Bob Eisen
Bob Eisen Credit: Stas Davydov

Toward the end of Bob Eisen’s duet with Kristina Isabelle, an untitled work he’s reprised twice with different dancers since last year’s premiere in Russia, I was touched by an impulse—at once amusing and alarming—to obsessively list English words with connotations of movement, then spend the rest of the dance ticking off terms, Bingo style, as their analogues surfaced. With pleasure, I imagined striking out every last adjective, noun, and verb in a long, vertiginous streak.

Eisen’s dance pushes psychic buttons. In fact, the whole endeavor reads like a meditation on interpersonal pathologies.

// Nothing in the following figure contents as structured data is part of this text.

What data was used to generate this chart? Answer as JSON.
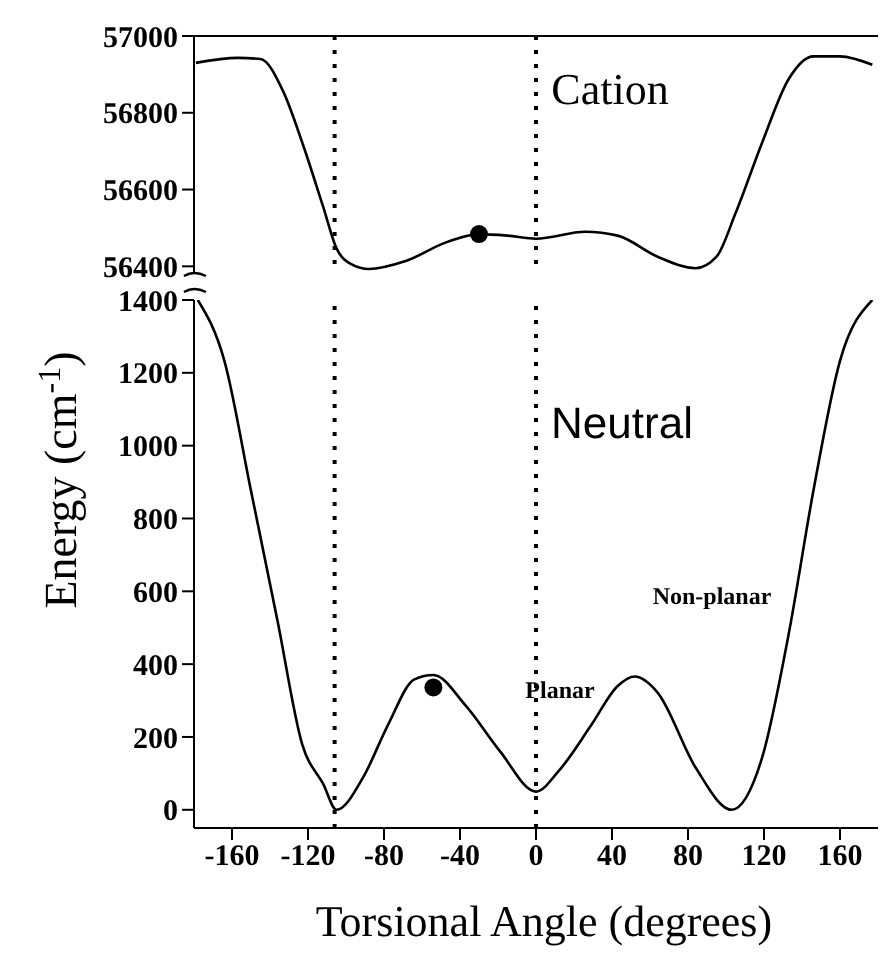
{
  "chart_data": [
    {
      "type": "line",
      "xlim": [
        -180,
        180
      ],
      "ylim": [
        56380,
        57000
      ],
      "yticks": [
        56400,
        56600,
        56800,
        57000
      ],
      "tick_labels": "y",
      "grid": false,
      "line_style": "solid",
      "ref_lines": [
        {
          "axis": "x",
          "value": -106,
          "label": null,
          "line_style": "dotted",
          "color": "#000000"
        },
        {
          "axis": "x",
          "value": 0,
          "label": null,
          "line_style": "dotted",
          "color": "#000000"
        }
      ],
      "annotations": [
        "Cation"
      ],
      "series": [
        {
          "color": "#000000",
          "x": [
            -179,
            -157,
            -145,
            -133,
            -123,
            -112,
            -105,
            -97,
            -88,
            -69,
            -47,
            -30,
            -15,
            0,
            26,
            43,
            64,
            84,
            95,
            105,
            119,
            133,
            146,
            160,
            177
          ],
          "values": [
            56930,
            56943,
            56940,
            56855,
            56722,
            56555,
            56447,
            56405,
            56393,
            56413,
            56463,
            56484,
            56480,
            56472,
            56490,
            56480,
            56425,
            56395,
            56425,
            56538,
            56722,
            56888,
            56947,
            56947,
            56925
          ]
        },
        {
          "type": "scatter",
          "color": "#000000",
          "x": [
            -30
          ],
          "values": [
            56484
          ]
        }
      ]
    },
    {
      "type": "line",
      "xlim": [
        -180,
        180
      ],
      "ylim": [
        -50,
        1400
      ],
      "yticks": [
        0,
        200,
        400,
        600,
        800,
        1000,
        1200,
        1400
      ],
      "xticks": [
        -160,
        -120,
        -80,
        -40,
        0,
        40,
        80,
        120,
        160
      ],
      "grid": false,
      "line_style": "solid",
      "xlabel": "Torsional Angle (degrees)",
      "ylabel": "Energy (cm$^{-1}$)",
      "ref_lines": [
        {
          "axis": "x",
          "value": -106,
          "label": null,
          "line_style": "dotted",
          "color": "#000000"
        },
        {
          "axis": "x",
          "value": 0,
          "label": null,
          "line_style": "dotted",
          "color": "#000000"
        }
      ],
      "annotations": [
        "Neutral",
        "Non-planar",
        "Planar"
      ],
      "series": [
        {
          "color": "#000000",
          "x": [
            -178,
            -164,
            -150,
            -136,
            -123,
            -112,
            -105,
            -91,
            -78,
            -64,
            -54,
            -37,
            -19,
            0,
            12,
            29,
            43,
            52,
            64,
            84,
            103,
            119,
            133,
            146,
            160,
            177
          ],
          "values": [
            1400,
            1233,
            876,
            518,
            179,
            71,
            0,
            89,
            232,
            358,
            370,
            286,
            161,
            50,
            107,
            232,
            340,
            366,
            322,
            116,
            0,
            143,
            483,
            876,
            1233,
            1400
          ]
        },
        {
          "type": "scatter",
          "color": "#000000",
          "x": [
            -54
          ],
          "values": [
            336
          ]
        }
      ]
    }
  ]
}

Where Eisen is willowy and spry and wears dingy gray athletic clothes that are regal on his frame, the smaller Isabelle projects an intense tenderness Eisen frequently rejects. Their stomping, galloping, panting dance summons abstract images—sharks, soldiers, toy guns. Sometimes the dancers flex their feet and grapple, or jump up and down with excitement; sometimes they mirror each other in lofty double solos, eyes blank with total absorption.

Softness and strain are the choreographer’s governing principles, but breathing is the leading vector of change; in strenuous passages the dancers seem to be rowing upstream on a river of sighs. At a transitional moment, when the dancers’ momentum seems almost to blow into the room before redoubling, it produces a little of the shock of a memento mori.

In addition to his 17-minute piece, Eisen, one of the founders of Links Hall, has invited Chicago friends Dmitri Peskov, Damon Green, and Bryan Saner to contribute duets and a trio to the program.